Topic: 10. Pathology and Oncology
In the pathogenesis of osteoarthritis (OA), chondrocytes undergo phenotypic changes, leading to increased catabolism of the articular cartilage matrix. Which cytokines are considered primary drivers of this catabolic activity by stimulating chondrocytes to produce matrix-degrading enzymes?
. Interleukin-4 (IL-4) and Interleukin-10 (IL-10)
. Transforming Growth Factor-beta (TGF-β) and Insulin-like Growth Factor-1 (IGF-1)
. Interleukin-1 beta (IL-1β) and Tumor Necrosis Factor-alpha (TNF-α)
. Fibroblast Growth Factor-2 (FGF-2) and Vascular Endothelial Growth Factor (VEGF)
. Interleukin-6 (IL-6) and Leukemia Inhibitory Factor (LIF)

Correct Answer & Explanation

. Interleukin-1 beta (IL-1β) and Tumor Necrosis Factor-alpha (TNF-α)


Explanation

Interleukin-1 beta (IL-1β) and Tumor Necrosis Factor-alpha (TNF-α) are pro-inflammatory cytokines considered key mediators in the initiation and progression of osteoarthritis. They are produced by chondrocytes, synoviocytes, and other joint tissues. These cytokines stimulate chondrocytes to synthesize and release matrix-degrading enzymes such as matrix metalloproteinases (MMPs) and ADAMTS (aggrecanases), leading to the breakdown of collagen and aggrecan in the cartilage matrix.

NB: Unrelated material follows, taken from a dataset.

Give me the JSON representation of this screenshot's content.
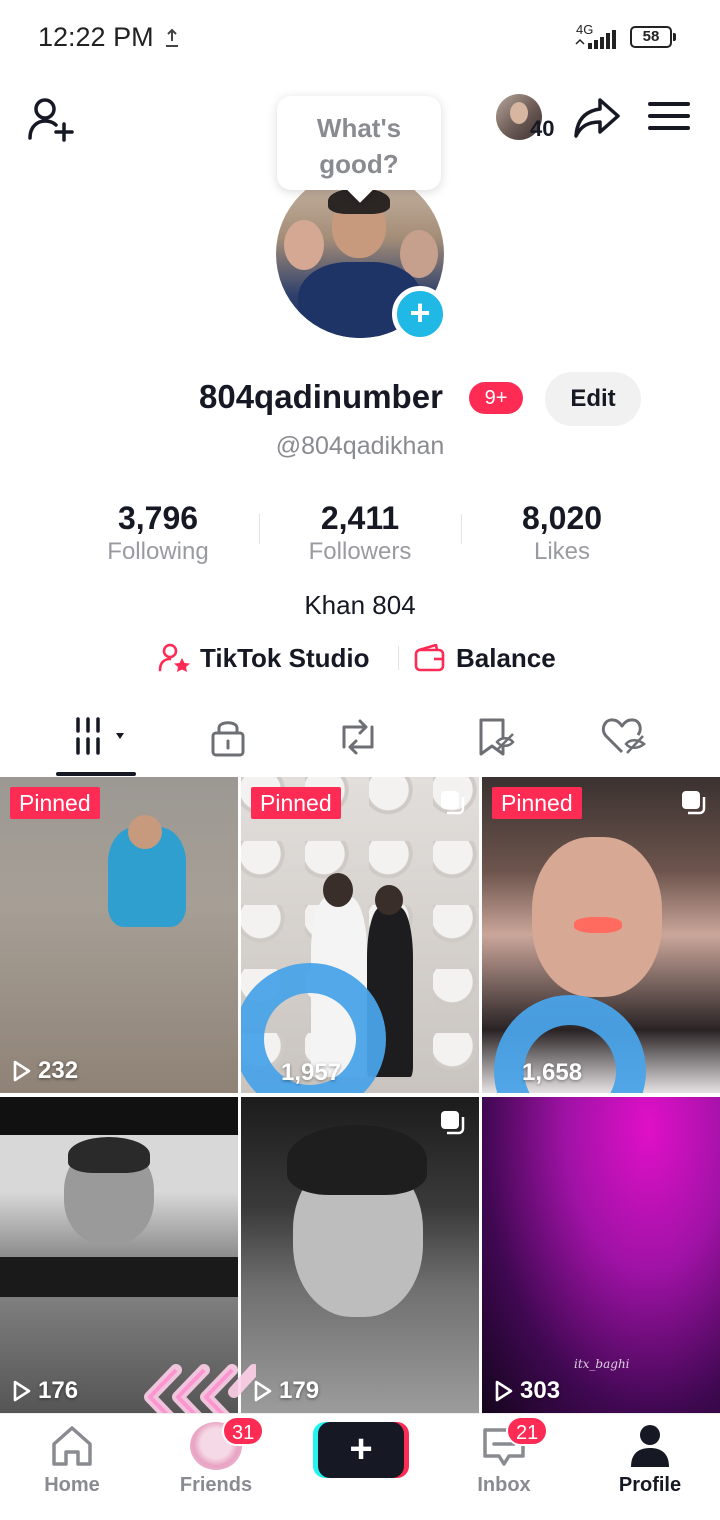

They also inhibit the synthesis of new matrix components. The other options are either anti-inflammatory/anabolic (IL-4, IL-10, TGF-β, IGF-1) or primarily involved in angiogenesis/fibrosis (FGF-2, VEGF) or other inflammatory processes (IL-6, LIF), but not the primary drivers of direct cartilage catabolism in OA to the extent of IL-1β and TNF-α.

Question 3660

Topic: 10. Pathology and Oncology

A 45-year-old male undergoes a biopsy for a soft tissue mass located in the femoral triangle. Which of the following accurately describes the medial border of the femoral triangle?

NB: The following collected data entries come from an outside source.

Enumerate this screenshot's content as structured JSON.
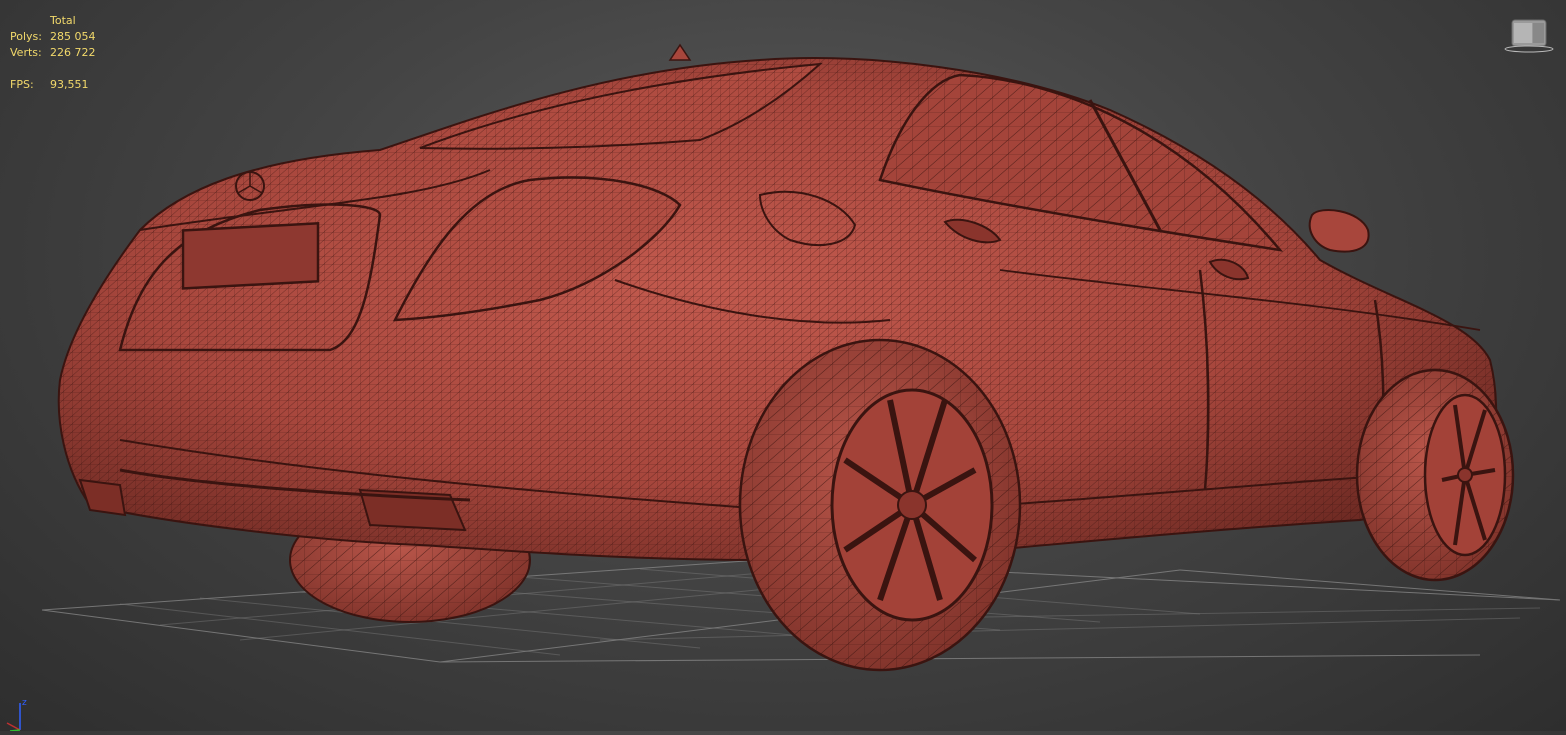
{
  "viewport": {
    "stats": {
      "header": "Total",
      "polys_label": "Polys:",
      "polys_value": "285 054",
      "verts_label": "Verts:",
      "verts_value": "226 722",
      "fps_label": "FPS:",
      "fps_value": "93,551"
    },
    "axis_label": "z",
    "colors": {
      "background": "#444444",
      "stats_text": "#f2d96b",
      "mesh_fill": "#a9493f",
      "wire": "#3a1410",
      "grid": "#8a8a8a",
      "axis_z": "#3060ff",
      "axis_x": "#c03030",
      "axis_y": "#30c030"
    },
    "icons": [
      "viewcube-icon",
      "axis-tripod-icon"
    ]
  }
}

. Medial border of the sartorius
. Lateral border of the sartorius
. Medial border of the adductor longus
. Lateral border of the adductor longus
. Inguinal ligament

Correct Answer & Explanation

. Medial border of the adductor longus


Explanation

The femoral triangle is bounded superiorly by the inguinal ligament, laterally by the medial border of the sartorius muscle, and medially by the medial border of the adductor longus muscle. The floor consists of the iliopsoas and pectineus. The contents (lateral to medial) are Nerve, Artery, Vein, Empty space, Lymphatics (NAVEL).